I remember clearly only the clothes
we were given for the journey
and the last, silent meal we ate.
We left the place as lightly as we
had come, so many years before.
From a sunlit state of innocence
where white sheets were hung
to dry like clouds over paradise;
from eucalyptus-scented earth,
a red house with a yard swung
between dreaming hills, pillaged
by raccoons, framed with lilies
like trumpets of the archangels,
we moved: into history, a river
slowed by many bends, a village
of peacocks with a hundred eyes;
a low house among fields, with
an iron stove, a winter shrine;
a fireplace blackened by time,
the fragile bones of a sparrow
frozen in the shape of its flight.
When father played his trombone
in the attic, schoolchildren tittered
in the street. In the late afternoon,
the cows assembled at the gate,
witless, waiting for a farmer's son.
Home, the children conjugated
verbs, found variables and drew
diagrams of the human heart.
Evenings, the round kitchen table,
lit by a low Dutch lamp, summoned
poets, players, horsethieves, to glasses
of jenever. An incense of gossip rose
slowly, blackening the walls.

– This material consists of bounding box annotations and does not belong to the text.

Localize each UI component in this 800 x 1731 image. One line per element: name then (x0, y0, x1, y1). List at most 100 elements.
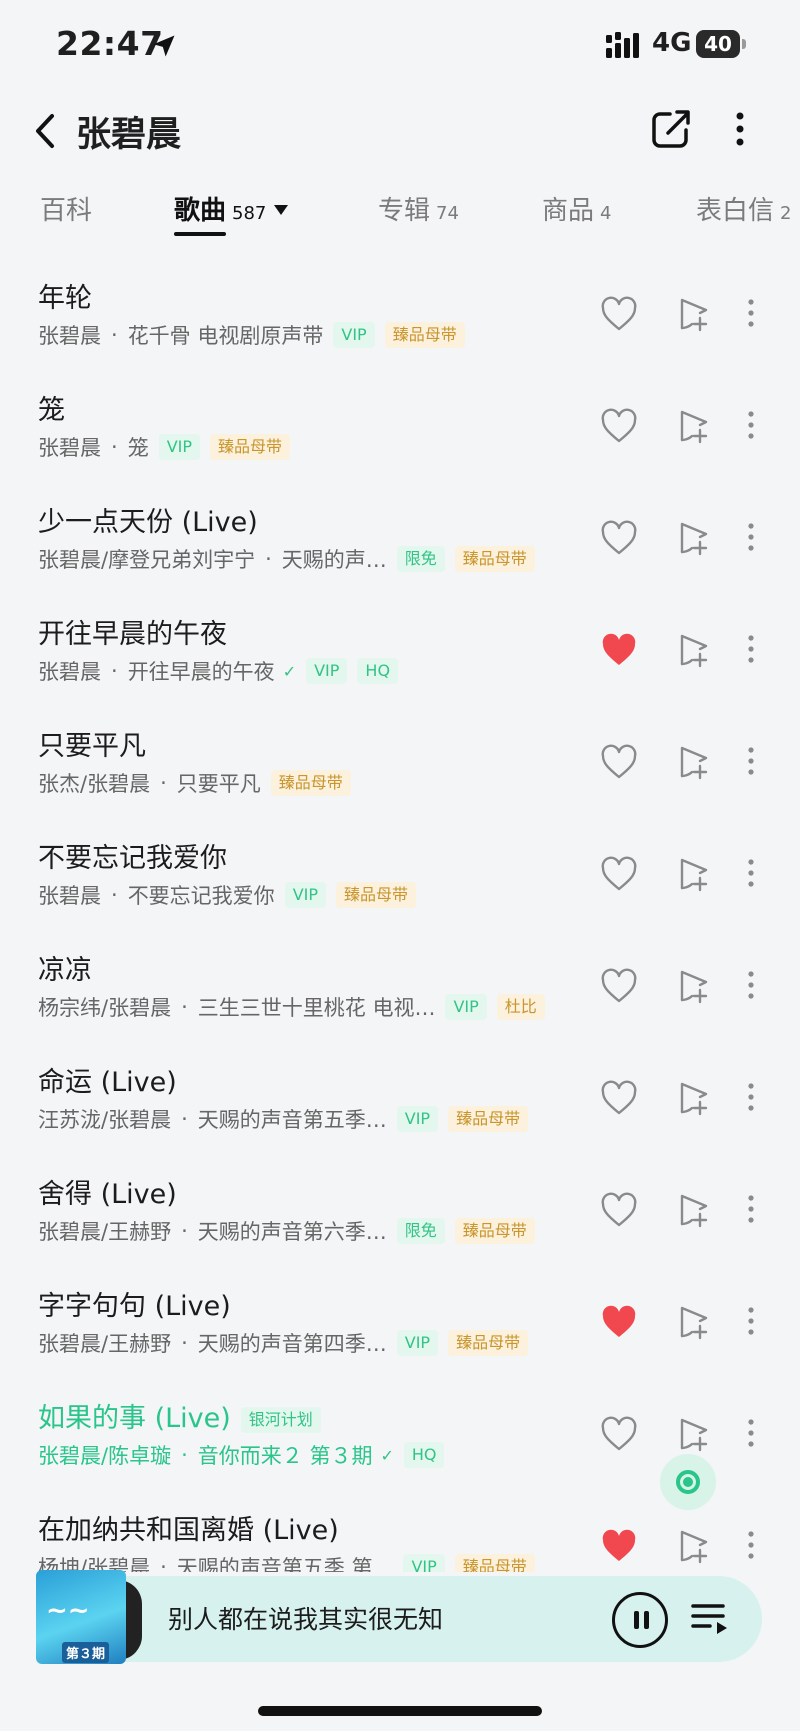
song-title-text: 只要平凡 (38, 731, 146, 762)
more-vertical-icon[interactable] (744, 966, 758, 1004)
song-meta: 张碧晨 · 不要忘记我爱你 VIP 臻品母带 (38, 880, 417, 910)
song-meta: 杨坤/张碧晨 · 天赐的声音第五季 第… VIP 臻品母带 (38, 1552, 535, 1572)
song-meta: 张碧晨/王赫野 · 天赐的声音第六季… 限免 臻品母带 (38, 1216, 535, 1246)
heart-icon[interactable] (600, 520, 638, 556)
tab-goods[interactable]: 商品 4 (542, 190, 611, 227)
song-row[interactable]: 年轮 张碧晨 · 花千骨 电视剧原声带 VIP 臻品母带 (0, 262, 800, 374)
more-vertical-icon[interactable] (744, 294, 758, 332)
song-title-text: 凉凉 (38, 955, 92, 986)
quality-badge: 臻品母带 (210, 434, 291, 460)
song-row[interactable]: 开往早晨的午夜 张碧晨 · 开往早晨的午夜 ✓ VIP HQ (0, 598, 800, 710)
quality-badge: 臻品母带 (454, 1554, 535, 1572)
status-bar: 22:47 4G 40 (0, 0, 800, 96)
network-label: 4G (652, 28, 692, 58)
caret-down-icon (274, 205, 289, 215)
song-row[interactable]: 命运 (Live) 汪苏泷/张碧晨 · 天赐的声音第五季… VIP 臻品母带 (0, 1046, 800, 1158)
heart-filled-icon[interactable] (600, 1528, 638, 1564)
song-row[interactable]: 只要平凡 张杰/张碧晨 · 只要平凡 臻品母带 (0, 710, 800, 822)
heart-icon[interactable] (600, 1080, 638, 1116)
add-to-playlist-icon[interactable] (676, 854, 712, 892)
tab-baike[interactable]: 百科 (40, 190, 92, 227)
add-to-playlist-icon[interactable] (676, 406, 712, 444)
heart-icon[interactable] (600, 408, 638, 444)
song-title: 在加纳共和国离婚 (Live) (38, 1508, 339, 1547)
heart-icon[interactable] (600, 744, 638, 780)
heart-filled-icon[interactable] (600, 1304, 638, 1340)
song-row[interactable]: 笼张碧晨 · 笼 VIP 臻品母带 (0, 374, 800, 486)
song-artist: 张碧晨/摩登兄弟刘宇宁 (38, 548, 256, 572)
more-vertical-icon[interactable] (744, 1526, 758, 1564)
add-to-playlist-icon[interactable] (676, 742, 712, 780)
heart-icon[interactable] (600, 856, 638, 892)
page-title: 张碧晨 (76, 115, 182, 155)
heart-icon[interactable] (600, 968, 638, 1004)
meta-separator: · (181, 1331, 188, 1355)
meta-separator: · (181, 1107, 188, 1131)
add-to-playlist-icon[interactable] (676, 294, 712, 332)
more-vertical-icon[interactable] (744, 1414, 758, 1452)
tab-love-letter[interactable]: 表白信 2 (696, 190, 791, 227)
tab-albums[interactable]: 专辑 74 (378, 190, 459, 227)
song-album: 开往早晨的午夜 (127, 660, 275, 684)
song-artist: 张碧晨 (38, 660, 101, 684)
more-vertical-icon[interactable] (744, 854, 758, 892)
song-album: 天赐的声音第四季… (197, 1332, 387, 1356)
add-to-playlist-icon[interactable] (676, 1414, 712, 1452)
share-icon[interactable] (648, 106, 694, 152)
more-vertical-icon[interactable] (720, 106, 760, 152)
song-row[interactable]: 不要忘记我爱你 张碧晨 · 不要忘记我爱你 VIP 臻品母带 (0, 822, 800, 934)
add-to-playlist-icon[interactable] (676, 1078, 712, 1116)
more-vertical-icon[interactable] (744, 406, 758, 444)
pause-button[interactable] (612, 1592, 668, 1648)
cover-label: 第３期 (62, 1642, 110, 1663)
heart-icon[interactable] (600, 1192, 638, 1228)
more-vertical-icon[interactable] (744, 1078, 758, 1116)
downloaded-check-icon: ✓ (380, 1445, 394, 1465)
song-title-text: 命运 (Live) (38, 1067, 177, 1098)
song-album: 天赐的声… (281, 548, 387, 572)
song-meta: 张碧晨 · 笼 VIP 臻品母带 (38, 432, 291, 462)
now-playing-title[interactable]: 别人都在说我其实很无知 (168, 1600, 443, 1636)
add-to-playlist-icon[interactable] (676, 518, 712, 556)
quality-badge: VIP (284, 882, 326, 908)
song-album: 不要忘记我爱你 (127, 884, 275, 908)
back-icon[interactable] (28, 108, 68, 154)
more-vertical-icon[interactable] (744, 1190, 758, 1228)
add-to-playlist-icon[interactable] (676, 1302, 712, 1340)
heart-icon[interactable] (600, 1416, 638, 1452)
quality-badge: 臻品母带 (270, 770, 351, 796)
song-meta: 张碧晨 · 开往早晨的午夜 ✓ VIP HQ (38, 656, 399, 686)
more-vertical-icon[interactable] (744, 742, 758, 780)
add-to-playlist-icon[interactable] (676, 1190, 712, 1228)
meta-separator: · (111, 883, 118, 907)
heart-icon[interactable] (600, 296, 638, 332)
playlist-queue-icon[interactable] (690, 1598, 732, 1638)
more-vertical-icon[interactable] (744, 1302, 758, 1340)
heart-filled-icon[interactable] (600, 632, 638, 668)
meta-separator: · (111, 323, 118, 347)
add-to-playlist-icon[interactable] (676, 1526, 712, 1564)
meta-separator: · (111, 659, 118, 683)
recognize-float-button[interactable] (660, 1454, 716, 1510)
tab-songs[interactable]: 歌曲 587 (174, 190, 289, 227)
quality-badge: 臻品母带 (448, 1330, 529, 1356)
more-vertical-icon[interactable] (744, 630, 758, 668)
song-artist: 张碧晨 (38, 324, 101, 348)
song-title: 命运 (Live) (38, 1060, 177, 1099)
add-to-playlist-icon[interactable] (676, 630, 712, 668)
tab-bar: 百科 歌曲 587 专辑 74 商品 4 表白信 2 (0, 180, 800, 240)
song-row[interactable]: 字字句句 (Live) 张碧晨/王赫野 · 天赐的声音第四季… VIP 臻品母带 (0, 1270, 800, 1382)
song-row[interactable]: 舍得 (Live) 张碧晨/王赫野 · 天赐的声音第六季… 限免 臻品母带 (0, 1158, 800, 1270)
album-cover[interactable]: ~~ 第３期 (36, 1570, 126, 1664)
song-title-text: 字字句句 (Live) (38, 1291, 231, 1322)
song-row[interactable]: 凉凉 杨宗纬/张碧晨 · 三生三世十里桃花 电视… VIP 杜比 (0, 934, 800, 1046)
song-title-text: 笼 (38, 395, 65, 426)
quality-badge: VIP (306, 658, 348, 684)
song-artist: 汪苏泷/张碧晨 (38, 1108, 172, 1132)
add-to-playlist-icon[interactable] (676, 966, 712, 1004)
battery-icon: 40 (696, 30, 746, 60)
song-row[interactable]: 少一点天份 (Live) 张碧晨/摩登兄弟刘宇宁 · 天赐的声… 限免 臻品母带 (0, 486, 800, 598)
quality-badge: 臻品母带 (454, 546, 535, 572)
song-album: 笼 (127, 436, 149, 460)
more-vertical-icon[interactable] (744, 518, 758, 556)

Outside,
horses pawed the darkness, breathing
delicate feathers of ice. We courted
the favors of spiders, mice and moles.
Our words grew small and porous as
fossiled bones, our gestures groaned
with the cold. The will-less world of
water, wood and stone taught us when
to yield. When it came time to move
along again, we were four strangers
waving at each other, in slow motion,
across a deafening expanse of ocean.